Sport : Da ist etwas Foul

NAME

Von Christoph Daum

Immer wieder wird bei dieser WM über echte und vermeintliche Fouls, über Schwalben gestritten, einige Spiele sind dadurch sogar entschieden worden. Mancher mag sich da fragen: Wird das trainiert?

Ein heikles Thema. Natürlich spielen Fouls auch im Training eine Rolle. Ich habe meinen Spielern in Gesprächen und mit Videoanalysen immer zu zeigen versucht, dass jedem Foul ein Fehler vorausgeht, meistens ein Stellungsfehler, verursacht durch mangelnde Konzentration. Da Fußball vom Zweikampf lebt, müssen wir unsere Spieler auf eine gewisse Härte vorbereiten. Die Spieler müssen wissen und trainieren, wie sie im Luftduell durch das Stellungsspiel ihren Kopf und die Hände sichern können.

Dazu kommt, dass bei internationalen Spielen jeder Schiedsrichter auf Grund seiner unterschiedlichen Erfahrungen das Zweikampfverhalten anders bewertet. Auch darauf bereiten wir unsere Spieler vor. Die Regeln sind universell, aber ihre Anwendung ist oft sehr individuell.

Das taktische Foul ist eine äußerst sensible Angelegenheit: Da die persönliche Strafe zumeist geringer ausfällt, als der mögliche Nachteil für das eigene Team wiegt, wird es solche Fouls – Auflaufen lassen oder Sperren – immer wieder geben.

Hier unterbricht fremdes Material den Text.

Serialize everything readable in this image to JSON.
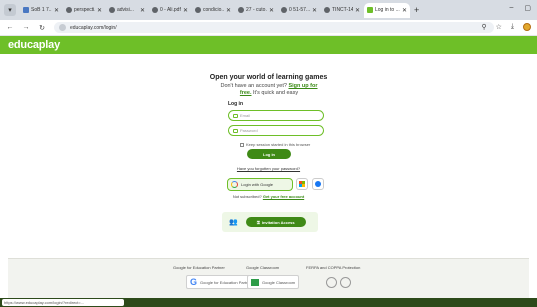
{
  "browser": {
    "tabs": [
      {
        "label": "SoB 1 7..."
      },
      {
        "label": "perspecti..."
      },
      {
        "label": "advisi..."
      },
      {
        "label": "0 - Ali.pdf"
      },
      {
        "label": "condicio..."
      },
      {
        "label": "27 - cuto..."
      },
      {
        "label": "0 51-57..."
      },
      {
        "label": "TINCT-141..."
      },
      {
        "label": "Log in to ..."
      }
    ],
    "url": "educaplay.com/login/"
  },
  "header": {
    "logo": "educaplay"
  },
  "login": {
    "title": "Open your world of learning games",
    "subtitle_pre": "Don't have an account yet?",
    "signup_link": "Sign up for free.",
    "subtitle_post": "It's quick and easy",
    "section_label": "Log in",
    "email_placeholder": "Email",
    "password_placeholder": "Password",
    "keep_session": "Keep session started in this browser",
    "login_button": "Log in",
    "forgot": "Have you forgotten your password?",
    "google_button": "Login with Google",
    "no_account_pre": "Not subscribed?",
    "no_account_link": "Get your free account",
    "invitation_button": "Invitation Access"
  },
  "footer": {
    "col1_title": "Google for Education Partner",
    "col1_badge": "Google for Education Partner",
    "col2_title": "Google Classroom",
    "col2_badge": "Google Classroom",
    "col3_title": "FERPA and COPPA Protection"
  },
  "status": {
    "text": "https://www.educaplay.com/login/?redirect=..."
  },
  "colors": {
    "brand_green": "#6ebf28",
    "dark_green": "#3f8a16"
  }
}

Das wird weitgehend toleriert. Gezielt trainiert werden Fouls und Schwalben aber in keinem Fall. Ganz abgesehen davon, dass dies gegen den Lehrauftrag verstoßen würde und für einen Trainer charakterlich ein Armutszeugnis wäre: Wer so arbeiten würde, könnte das gleich am nächsten Tag in den Medien wiederfinden. Das bliebe nirgendwo geheim.

Jeder gute Trainer lehnt Fouls grundsätzlich ab. Manche ahnden sie sogar mit Geldstrafen. Aber natürlich nimmt die Bereitschaft zu bedingungslosem Fair Play ab, wo es nur um den Erfolg geht, und je höher der Druck steigt, desto wahrscheinlicher sind Fouls. Wer auf den Platz geht, muss damit rechnen, verletzt zu werden. Dagegen hilft nur, wenn überhaupt, Geschicklichkeit und Cleverness. Das kann man trainieren, ebenso wie psychische Stärke, die wichtig ist, um sich gegen eigene Fouls zu wappnen. Nicht immer geht einem Foul ein Vorsatz voraus.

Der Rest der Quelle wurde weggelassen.